Small business owners continue to face tough decisions on raising prices to offset fuel costs.
High fuel prices are putting the squeeze on drivers just as they are starting to feel better about the economy. They also are forcing tough choices on small-business owners, who are loath to charge more for fear of losing cost-conscious customers.
Gasoline prices rose 4 percent last week to a national average of $3.29 per gallon. That's the highest level to date for this time of year, when prices are typically low.

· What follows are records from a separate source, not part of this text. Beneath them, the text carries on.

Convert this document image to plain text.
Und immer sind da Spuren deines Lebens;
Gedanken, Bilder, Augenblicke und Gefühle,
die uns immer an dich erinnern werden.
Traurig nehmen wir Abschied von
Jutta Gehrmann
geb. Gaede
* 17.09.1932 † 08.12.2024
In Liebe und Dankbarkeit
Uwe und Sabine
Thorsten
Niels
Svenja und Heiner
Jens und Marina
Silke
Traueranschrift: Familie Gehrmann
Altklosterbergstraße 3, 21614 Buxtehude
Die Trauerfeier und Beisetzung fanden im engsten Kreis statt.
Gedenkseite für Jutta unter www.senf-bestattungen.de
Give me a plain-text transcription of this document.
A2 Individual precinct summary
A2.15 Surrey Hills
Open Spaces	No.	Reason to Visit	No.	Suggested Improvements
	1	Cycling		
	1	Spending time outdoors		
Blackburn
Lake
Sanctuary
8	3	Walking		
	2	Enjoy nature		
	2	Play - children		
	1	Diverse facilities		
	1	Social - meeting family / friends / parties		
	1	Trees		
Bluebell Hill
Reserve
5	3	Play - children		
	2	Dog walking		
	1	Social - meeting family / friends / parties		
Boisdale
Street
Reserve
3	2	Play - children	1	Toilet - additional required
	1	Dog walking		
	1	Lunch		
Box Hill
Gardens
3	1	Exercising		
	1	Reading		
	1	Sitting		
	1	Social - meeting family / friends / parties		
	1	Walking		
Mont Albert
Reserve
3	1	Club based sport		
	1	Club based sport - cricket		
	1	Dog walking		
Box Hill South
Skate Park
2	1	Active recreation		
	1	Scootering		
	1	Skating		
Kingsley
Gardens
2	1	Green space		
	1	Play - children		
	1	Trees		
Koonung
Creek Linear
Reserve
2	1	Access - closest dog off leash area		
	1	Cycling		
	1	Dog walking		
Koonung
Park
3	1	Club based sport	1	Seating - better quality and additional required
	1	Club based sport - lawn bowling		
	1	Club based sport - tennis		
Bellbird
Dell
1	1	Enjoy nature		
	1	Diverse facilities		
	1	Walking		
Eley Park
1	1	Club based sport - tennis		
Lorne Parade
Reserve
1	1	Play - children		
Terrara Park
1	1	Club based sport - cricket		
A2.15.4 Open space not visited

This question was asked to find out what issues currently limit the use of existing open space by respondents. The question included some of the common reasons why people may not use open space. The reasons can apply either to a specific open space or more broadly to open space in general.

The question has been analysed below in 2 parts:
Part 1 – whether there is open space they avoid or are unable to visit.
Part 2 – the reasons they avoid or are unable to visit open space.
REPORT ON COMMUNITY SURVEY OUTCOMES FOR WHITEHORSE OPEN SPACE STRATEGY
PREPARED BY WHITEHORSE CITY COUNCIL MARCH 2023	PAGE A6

And with unrest in the Middle East and North Africa pushing the cost of crude oil into the $100-a-barrel range, analysts say pump prices probably are headed higher.
Bryon Gongaware, an owner of the Floral Trunk and Gifts in White Bear Lake, Minn., didn't raise his $7 flower delivery charge when gas prices spiked in 2008, and he doesn't plan to do so this time, either.

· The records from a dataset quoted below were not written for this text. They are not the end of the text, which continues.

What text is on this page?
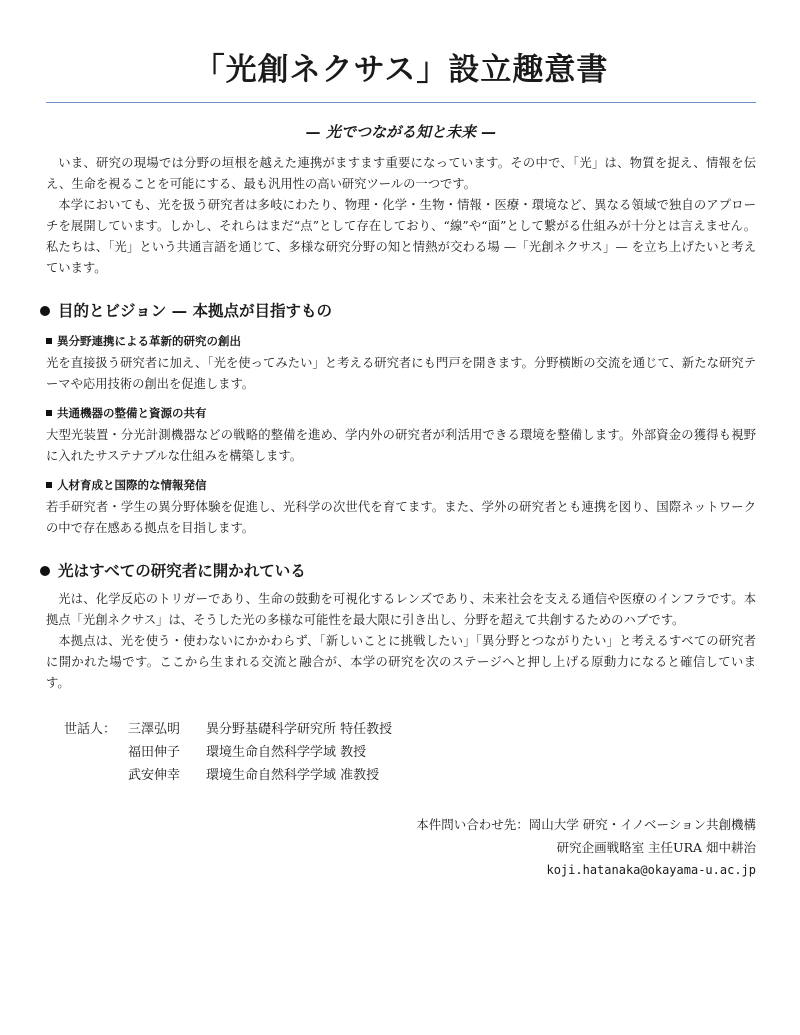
「光創ネクサス」設立趣意書
— 光でつながる知と未来 —

いま、研究の現場では分野の垣根を越えた連携がますます重要になっています。その中で、「光」は、物質を捉え、情報を伝え、生命を視ることを可能にする、最も汎用性の高い研究ツールの一つです。

本学においても、光を扱う研究者は多岐にわたり、物理・化学・生物・情報・医療・環境など、異なる領域で独自のアプローチを展開しています。しかし、それらはまだ“点”として存在しており、“線”や“面”として繋がる仕組みが十分とは言えません。私たちは、「光」という共通言語を通じて、多様な研究分野の知と情熱が交わる場 —「光創ネクサス」— を立ち上げたいと考えています。

目的とビジョン — 本拠点が目指すもの
異分野連携による革新的研究の創出

光を直接扱う研究者に加え、「光を使ってみたい」と考える研究者にも門戸を開きます。分野横断の交流を通じて、新たな研究テーマや応用技術の創出を促進します。

共通機器の整備と資源の共有

大型光装置・分光計測機器などの戦略的整備を進め、学内外の研究者が利活用できる環境を整備します。外部資金の獲得も視野に入れたサステナブルな仕組みを構築します。

人材育成と国際的な情報発信

若手研究者・学生の異分野体験を促進し、光科学の次世代を育てます。また、学外の研究者とも連携を図り、国際ネットワークの中で存在感ある拠点を目指します。

光はすべての研究者に開かれている

光は、化学反応のトリガーであり、生命の鼓動を可視化するレンズであり、未来社会を支える通信や医療のインフラです。本拠点「光創ネクサス」は、そうした光の多様な可能性を最大限に引き出し、分野を超えて共創するためのハブです。

本拠点は、光を使う・使わないにかかわらず、「新しいことに挑戦したい」「異分野とつながりたい」と考えるすべての研究者に開かれた場です。ここから生まれる交流と融合が、本学の研究を次のステージへと押し上げる原動力になると確信しています。

世話人： 三澤弘明	異分野基礎科学研究所 特任教授
福田伸子	環境生命自然科学学域 教授
武安伸幸	環境生命自然科学学域 准教授
本件問い合わせ先：岡山大学 研究・イノベーション共創機構
研究企画戦略室 主任URA 畑中耕治
koji.hatanaka@okayama-u.ac.jp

"I don't think the economy is solid enough that you can be careless about raising prices," he said.
That means the extra costs that come from driving the store's delivery van 70,000 miles a year come from only one place: "Right out of the bottom line," he said.
For drivers such as Robert Wagner, 51, a high school teacher from Thornton, Colo., the higher fuel prices mean cutting back on movies and dinners out for him, his wife and their two children. "We're very, very frugal right now," he said as he trickled enough $3.09-per-gallon gasoline into his Chevrolet Suburban to get him to his next pay day.
Analysts and economists worry that by lowering profits for businesses and reducing disposable income for drivers, high gasoline prices could slow the recovering economy.
For a year, analysts estimate, oil at $100 a barrel would reduce U.S. economic growth by 0.2 or 0.3 of a percentage point. Rather than grow an estimated 3.7 percent this year, the economy would expand 3.4 percent or 3.5 percent. That probably would mean less hiring and higher unemployment.